Many small-scale landlords say they feel they’re being unfairly grouped in the same category as massive Wall Street firms and slumlords. According to federal data from 2015, there are about 48.5 million rental units in the United States, and just under half of those units are owned by “individual investors.”
That’s a broad categorization though, and covers everyone that owns less than 20 units, which could include smaller-scale full-time landlords, as well as “mom-and-pop” landlords like Gold. (The situation can vary in different regions, especially in large cities like New York, where the vast majority of units are owned by large-scale investors and companies.)
“In the Bay especially, there’s an underlying hate for landlords, and people don’t even look at the different kinds of landlords,” Gold said. “Being a landlord immediately has a negative connotation.”
That association of mom-and-pop landlords with massive property companies didn’t happen by accident, said Shanti Singh, the communications director for Tenants Together, a California-based tenants right organization.
“Every time the real estate lobby comes in to try to quash tenant protection, they’re always constantly saying it’s going to be a ‘massacre,’ for mom-and-pop landlords if they don’t get their way,” Singh said. As she and Tenants Together fight for renters in cities across California, she said she’s constantly seen enormous corporations and Scrooge McDuck-style landlords masquerade as “mom-and-pop” landlords, as they invoke the needs of small-scale landlords to lobby for policies that benefit industrial-scale landlords and property companies. “It happens every time.”
But those large-scale landlords are hardly natural allies of small-scale landlords like Gold. In fact, large landlords and management companies have constantly worked to add smaller landlords’ properties to their portfolios.
“What we saw in 2008 is that if small owners go out of business, then that property is taken over by Wall Street. That could happen again, and we’re deeply concerned about that,” said Singh.
Besides being harder to regulate, banks and conglomerates are usually worse landlords.
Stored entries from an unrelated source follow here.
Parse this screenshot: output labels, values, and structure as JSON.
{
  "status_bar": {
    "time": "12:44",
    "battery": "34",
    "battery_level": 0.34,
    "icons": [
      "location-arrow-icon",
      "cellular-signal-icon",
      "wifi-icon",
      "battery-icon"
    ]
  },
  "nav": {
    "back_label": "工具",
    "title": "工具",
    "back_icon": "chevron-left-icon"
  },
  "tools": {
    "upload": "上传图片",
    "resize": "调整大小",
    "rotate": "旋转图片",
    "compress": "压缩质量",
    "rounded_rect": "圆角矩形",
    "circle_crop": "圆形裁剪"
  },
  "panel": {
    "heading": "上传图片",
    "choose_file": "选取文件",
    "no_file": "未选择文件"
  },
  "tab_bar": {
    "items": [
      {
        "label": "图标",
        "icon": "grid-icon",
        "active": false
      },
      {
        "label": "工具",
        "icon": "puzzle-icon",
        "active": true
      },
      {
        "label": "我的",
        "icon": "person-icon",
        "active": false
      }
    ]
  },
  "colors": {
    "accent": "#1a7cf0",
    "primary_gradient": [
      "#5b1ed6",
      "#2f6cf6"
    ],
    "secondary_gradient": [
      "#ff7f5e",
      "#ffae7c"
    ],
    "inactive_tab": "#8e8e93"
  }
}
According to Timothy Thomas, PhD, the research director at the Urban Displacement Project (an initiative out of University of California-Berkeley), large-scale landlords are the “worst offenders” when it comes to kicking people out of their homes.
“Normally these large conglomerates are the ones that are doing the most evicting, because they’re a lot less partial about who they let in,” Thomas said, adding that because mom-and-pop landlords tend to pick tenants more carefully, and because they’re more likely to have a relationship with their tenants, they’re much less likely to evict people.
Because both renters and small landlords stand to lose out to larger landlords, Singh said small-scale landlords like Gold should be part of the #CancelRent movement. From the beginning, Tenants Together and other advocacy orgs have pushed for a rent and mortgage cancellation. “For us, the Cancel Rent campaign is also a call to cancel mortgages,” Singh said. “The reason we and other organizations have done that is that we know many landlords have mortgages.”
That tension is something Manuel, a young landlord who asked me not to use his real name in order to speak freely from the owners’ perspective, is grappling with. One the one hand he gets the politics of #CancelRent, just as the activists say they are sympathetic toward him. On the other hand, owning property for him feels like a personal accomplishment.
The #CancelRent movement could put Manuel in an impossible economic situation. He has no desire to evict anyone, but worries about getting to a situation where he has to decide between his own well-being and his tenants.
Manuel, who is in his early 20s, lives in Oakland with two roommates in a building he owns. The child of immigrant parents, he grew up first generation. His family spent some time on welfare before finding their feet in America, establishing a farm north of the Bay. After living in a small home with 16 other people just out of college, Manuel was able to borrow enough money from friends and family to afford to buy his own place in Oakland. Today he sees the home he lives in as his retirement, and a fulfillment of the dream that brought his parents to immigrate.
“Personally I’m a pretty socialist person, but I also understand these things in a capitalist way,” he said. He has a mortgage to pay, and one of his roommate-tenants has been getting later and later on rent. Manuel said he’s been okay floating his roommate for now, but he knows he could lose his Oakland home if the roommate doesn’t eventually pay.
The #CancelRent movement could put him in an impossible economic situation, Manuel said — not to mention an incredibly personally socially awkward one. He has no desire to evict anyone, but worries about getting to a situation where he has to decide between his own well-being and his tenants.
“There needs to be a social solution,” said Manuel.
Gold said banks that hold mortgages need to understand the situation.
“People who are affected — who get sick, or lose their jobs — should be able to get their rent frozen, or get their rent canceled until they can get back on their feet,” Gold said. “But on the ownership side, banks that own that mortgage should also know that it’s a special situation — that someone has a tenant who can’t pay.”
The one thing that could get small homeowners like Gold and Manuel on board with #CancelRent is the way activists like Singh have also pushed for a mortgage cancellation.
“In that case I’d totally be on board,” said Manuel.